Item #17028 Eighty Years and More (1815 – 1897). Elizabeth Cady Stanton.
Eighty Years and More (1815 – 1897).
Eighty Years and More (1815 – 1897).
Eighty Years and More (1815 – 1897).
Eighty Years and More (1815 – 1897).

Eighty Years and More (1815 – 1897).

New York: European Publishing Company, 1898, First edition. With eleven plates, including a photo frontispiece of Stanton. Plates include portraits of Margaret Livingston Cady, many of Stanton’s other relatives, and Susan B. Anthony. The second page of ads is for both parts of The Woman’s Bible (1898). Dedicated to Anthony, Stanton’s “steadfast friend for half a century.”. Corners a bit bumped. Ink ownership signature, dated 1898, to front flyleaf. Overall a clean copy despite some toning. A very good, tight copy of Stanton’s suffrage memoir. Publisher’s dark green cloth lettered in gilt on spine. Octavo. ix, 471, [2 ads] pp. Item #17028

In Eighty Years and More, Elizabeth Cady Stanton (1815 – 1902) reflects on her lifelong commitment to the rights of women from her days at Emma Willard’s Troy Female Seminary to her critical approach to churches in the last years of her career. In the ANB, Ann D. Gordon describes the present work as a “companion volume” to The Woman’s Bible, which Stanton published in full in the same year. The present work is particularly valuable for its account of Stanton’s later years, when she began to focus more on her criticism of religion and on “impeaching the Christian theology—as well as all other forms of religion, for their degrading teachings in regard to woman” (p. 383).

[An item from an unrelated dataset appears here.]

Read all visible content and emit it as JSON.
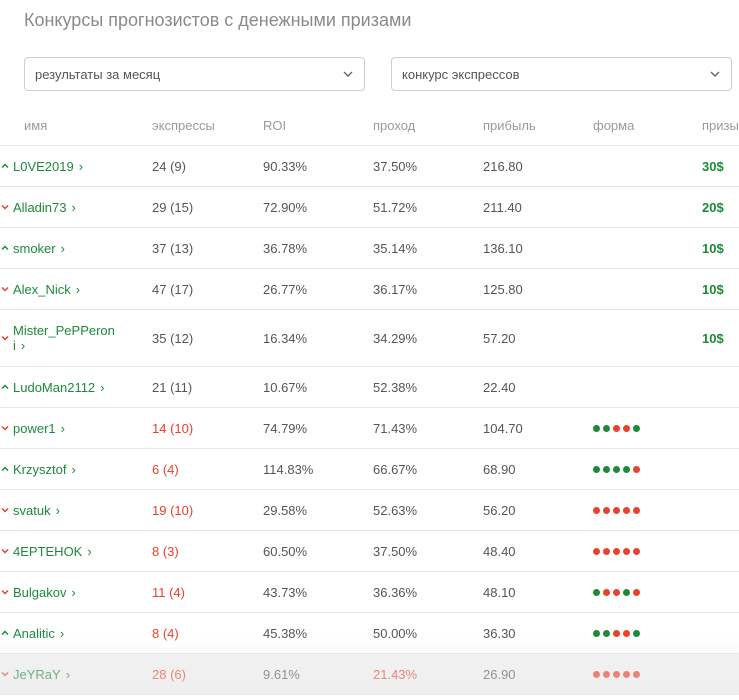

Gordon writes, “What set Stanton apart most of all in her last decades was her conviction that the next great struggle would occur not against the state but against churches. In 1885 she tried to shepherd the [National Women’s Suffrage Association] into the fray…At about the same time she solicited contributors to a critical exegesis of the Bible. But when she published part one of The Woman’s Bible in 1895, the [NWSA] repudiated her ideas as damaging to the cause. Opposition from within the movement had no effect on her ambitions. In her mind critics of a struggle with orthodox religion simply echoed those who laughed at a woman’s right to vote in 1848.”.